Directors: Don Hall, Chris Williams
Writers: Robert L. Baird, Daniel Gerson, Jordan Roberts, based on the comic by Duncan Rouleau, Steven T. Seagle
Voice Cast: Scott Adsit, Ryan Potter, Daniel Henney, T.J. Miller, Jamie Chung, Damon Wayans Jr., Genesis Rodriguez, James Cromwell, Alan Tudyk, Maya Rudolph
Running Length: 108 minutes
Synopsis: An action comedy adventure about brilliant robotics prodigy Hiro Hamada (Ryan Potter), who finds himself in the grips of a criminal plot that threatens to destroy the fast-paced, high-tech city of San Fransokyo. With the help of his closest companion—a robot named Baymax (Scott Adsit) – Hiro joins forces with a reluctant team of first-time crime fighters on a mission to save their city.
Review: We have all gotten used to the short film that precedes most animated films these days, but this could possibly be the first time that I feel a feature presentation has been somewhat hurt by the short film before it. While Big Hero 6 is a fun romp for both young and old, the emotional depth (nowadays more commonly referred to as “the feels”) actually pales in comparison to its companion six-minute short Feast, which is an excellent short film. And while this is a good, if somewhat unexpected, addition to the Marvel Comic Universe movies, the fact remains that there is a better superhero animation in the Disney/Pixar stable (no prizes for guessing which).
As always, I will touch on the short film first. Feast is a recounting of the relationship a Boston terrier has with his master over 12 years, except via the unusual angle of his food. It seems like such a simple conceit, but like the best of animation, it is evocative and manages to tell a very engaging story. There is a good chance that many animal lovers or pet owners will choke up (like I did) over Feast, which is high praise given that it unfolds in such a short span of screen time. If this is what writer-director Patrick Osborne can achieve in under ten minutes, I am definitely looking forward to his first feature film (surely not too far away).
Perhaps it’s a direct result of Pixar’s stellar output over the years (and to be fair, a smattering of animated films from rival studios) that expectations for animated films have risen dramatically. It doesn’t help that technology has advanced to a point that spectacular visuals are almost a given in any computer animated film these days, and often the differentiating factors come down to the storyline, the number of A-list actors in the voice cast, and the production design. The need to sell animated films with Hollywood actors has become almost a liability however, because not all name actors are necessarily good in voice roles. Thankfully, Big Hero 6 eschews this, going instead with a bunch of relatively lesser-known actors that do pretty well in their roles.
As for the visuals, there’s really nothing to complain about, except once again this is not a film that needs to be seen in 3D. The character designs are uniformly excellent, with some truly colourful and creative flourishes, and the setting of San Fransokyo is wonderfully imagined, creating an inventive mashup between San Francisco and Tokyo. Then, there’s Baymax – Disney has created a surefire marketing phenomenon with the most cuddly robot design I’ve ever seen, and despite straying far, FAR away from the source graphic novels, will capture the hearts and minds of audiences of all age groups.
This is not the first movie in the Marvel Comic Universe to work with a relatively obscure Marvel property, as Guardians of the Galaxy lays claim to being the first.

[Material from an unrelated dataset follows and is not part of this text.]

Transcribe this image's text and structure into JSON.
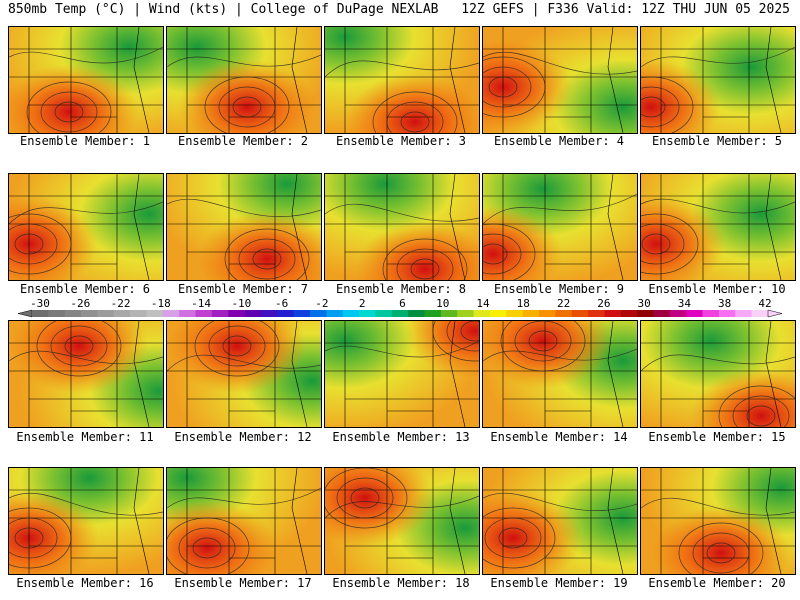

There’s also an interesting parallel between the two movies, since both are about a motley crew of unlikely heroes, and also touches on grief and loss. I would say that the themes are better handled in Guardians of the Galaxy versus Big Hero 6, but this is a somewhat unfair comparison given that Big Hero 6 is aimed at a much younger audience. Given that there will be a lot of young ones watching the movie, the concept of death is actually quite elegantly handled, even more so than How to Train Your Dragon 2 (I’ll keep things vague although the full trailer does give part of this storyline away).
Most of the film stays pretty light-hearted with a number of fun action set pieces, and it would take a heart of stone not to be somewhat taken by Baymax and his lovable antics, so it is not difficult to recommend the film, especially for younger audiences. There are a number of more affecting moments, to be sure, but Feast manages to do better in this aspect than the whole of Big Hero 6 (hence the earlier comment about the short film hurting the feature film, something that I have not experienced prior). Although the superhero origin story is done to death at this point, Big Hero 6 offers a somewhat fresh perspective, even if it doesn’t match the narrative strength of The Incredibles, still the gold standard for animated superhero films a decade after its release.
P.S. The end credit sequence is a blast, and features one of the best cameos I have seen to date, particularly so for fans of the Marvel universe. Definitely worth staying through the credits for.